Jason indicated a row of boxes containing cakes of antiseptic deodorant for the latrines.

“Replacement.”

Ez nodded.

“You OK? You got everything?”

Ez smiled. “In the Kingdom.”

Ez walked away to the tap, filled the bucket, poured in some cleaning fluid, dipped the mop. He started to work, swinging the mop over the tiled floors.

Jason smiled briefly, put in his earphones, and took up his own mop.

For perhaps half an hour Ez washed the floors with Jason working in the background. He could hear only the faint scratching of Jason’s music.

He swung the head of the mop in long sweeps, quartering an area towards the door and Reynolds’ office. When he had finished he took a long-handled sponge and began to work back over the wet floors.

There was an uneven flow of customers down the steps, through the rattling turnstiles, to the urinals. He became used to the definitions of space, the silences of the tiles, the occasional footsteps of men as they approached the urinals, paused, then walked back through the turnstiles. After a while the flow of men to and fro from the urinals began to remind him of water in its restless inconstancy.

Ez worked slowly towards the cubicles. They were set out against the farthest wall from the entrance, a line of seventeen in all, with wooden doors and solid mahogany frames. He reached the end of the room, then he turned parallel to the line of cubicles and began to work his way to the adjacent wall.

Behind him, the occasional customer entered a cubicle and bolted the latch. He heard the slam of a door as someone exited from a cubicle and then the sound of metal bearings as he passed through the turnstile.

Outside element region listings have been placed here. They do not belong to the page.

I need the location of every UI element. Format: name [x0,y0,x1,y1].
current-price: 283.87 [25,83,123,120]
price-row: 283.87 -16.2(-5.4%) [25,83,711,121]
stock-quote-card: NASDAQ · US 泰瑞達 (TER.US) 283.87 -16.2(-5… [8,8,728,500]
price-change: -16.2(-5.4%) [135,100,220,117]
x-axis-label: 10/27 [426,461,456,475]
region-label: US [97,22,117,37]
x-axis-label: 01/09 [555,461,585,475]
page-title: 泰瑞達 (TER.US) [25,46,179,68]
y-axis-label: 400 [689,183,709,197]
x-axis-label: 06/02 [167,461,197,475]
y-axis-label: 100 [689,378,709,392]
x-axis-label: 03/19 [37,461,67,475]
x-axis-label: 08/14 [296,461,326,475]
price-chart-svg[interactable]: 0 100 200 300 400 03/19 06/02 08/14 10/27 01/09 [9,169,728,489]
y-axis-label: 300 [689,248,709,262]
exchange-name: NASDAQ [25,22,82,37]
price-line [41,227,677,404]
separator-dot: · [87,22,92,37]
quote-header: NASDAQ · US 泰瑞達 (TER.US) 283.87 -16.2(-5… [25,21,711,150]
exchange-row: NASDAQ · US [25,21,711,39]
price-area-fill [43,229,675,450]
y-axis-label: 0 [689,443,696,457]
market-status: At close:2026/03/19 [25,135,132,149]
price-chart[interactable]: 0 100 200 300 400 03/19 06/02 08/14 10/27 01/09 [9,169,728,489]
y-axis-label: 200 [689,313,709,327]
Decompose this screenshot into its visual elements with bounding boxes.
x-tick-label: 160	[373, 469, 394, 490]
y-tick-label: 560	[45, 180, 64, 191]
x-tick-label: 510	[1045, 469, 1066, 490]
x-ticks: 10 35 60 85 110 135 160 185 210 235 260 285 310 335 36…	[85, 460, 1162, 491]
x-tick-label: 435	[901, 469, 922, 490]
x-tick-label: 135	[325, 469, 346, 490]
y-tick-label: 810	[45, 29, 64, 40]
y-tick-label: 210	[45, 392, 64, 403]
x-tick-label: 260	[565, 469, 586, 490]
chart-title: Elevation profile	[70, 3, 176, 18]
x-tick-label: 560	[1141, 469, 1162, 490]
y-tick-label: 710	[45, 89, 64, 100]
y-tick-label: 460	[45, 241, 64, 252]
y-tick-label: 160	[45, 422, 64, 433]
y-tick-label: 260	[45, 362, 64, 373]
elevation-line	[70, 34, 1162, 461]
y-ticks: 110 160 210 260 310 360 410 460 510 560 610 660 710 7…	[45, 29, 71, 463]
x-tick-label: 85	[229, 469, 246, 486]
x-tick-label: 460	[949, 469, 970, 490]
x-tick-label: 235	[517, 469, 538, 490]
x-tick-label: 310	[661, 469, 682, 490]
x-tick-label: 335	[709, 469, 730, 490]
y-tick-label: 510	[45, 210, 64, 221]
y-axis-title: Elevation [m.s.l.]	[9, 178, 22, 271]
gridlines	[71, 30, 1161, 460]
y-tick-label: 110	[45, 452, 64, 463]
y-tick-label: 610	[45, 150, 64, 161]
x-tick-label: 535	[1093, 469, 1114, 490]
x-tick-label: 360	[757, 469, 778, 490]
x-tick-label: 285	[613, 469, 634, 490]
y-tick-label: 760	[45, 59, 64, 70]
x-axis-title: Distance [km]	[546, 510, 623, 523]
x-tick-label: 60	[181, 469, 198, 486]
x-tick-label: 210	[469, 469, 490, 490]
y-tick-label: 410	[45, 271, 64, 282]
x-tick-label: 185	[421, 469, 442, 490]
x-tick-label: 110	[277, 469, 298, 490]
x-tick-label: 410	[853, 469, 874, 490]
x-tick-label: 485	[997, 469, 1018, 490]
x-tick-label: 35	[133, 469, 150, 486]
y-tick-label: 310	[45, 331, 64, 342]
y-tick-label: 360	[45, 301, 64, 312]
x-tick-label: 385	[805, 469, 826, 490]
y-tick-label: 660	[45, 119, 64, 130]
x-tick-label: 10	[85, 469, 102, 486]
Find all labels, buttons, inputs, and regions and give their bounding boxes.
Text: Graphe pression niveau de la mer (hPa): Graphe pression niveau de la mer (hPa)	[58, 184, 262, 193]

Later that morning, towards lunch, he stopped, blinked, stretched. A man emerged from a nearby cubicle. Ez gained an impression of a City suit, of early middle age, of the brief shine of baldness beneath thinning hair. The man passed through the turnstiles and began to walk up the stairs beyond. He seemed to drift upwards, as though in a trance, towards the grey light of the exit.

Ez put down the mop and walked over to the cubicle.

He opened the door to visit the cubicle himself. But before he could enter, a second man came out, brushing past him, not catching his eye.

In his initial incomprehension it seemed to Ez curiously like a magical trick – two rabbits from the same hat. Or perhaps déjà vu . He tried to assemble an impression of the second man, of a white face with fair hair and almost albino eyelids, of a grey City suit like the first, and an air of calmness or preoccupation. He was younger and fairer than the first man, though they might have come from the same firm, the same office. Ez watched him walk through the turnstiles and up the steps. He listened to the final faint patter of his leather-soled shoes as he disappeared from view into clouded daylight.

He glanced at Jason, who was standing a few yards away, leaning on his mop, watching Ez equivocally. Jason smiled, shook his head, and turned away. He began to mop the floor again. Ez heard the furred music from his headphones, like an insect fluttering against a pane.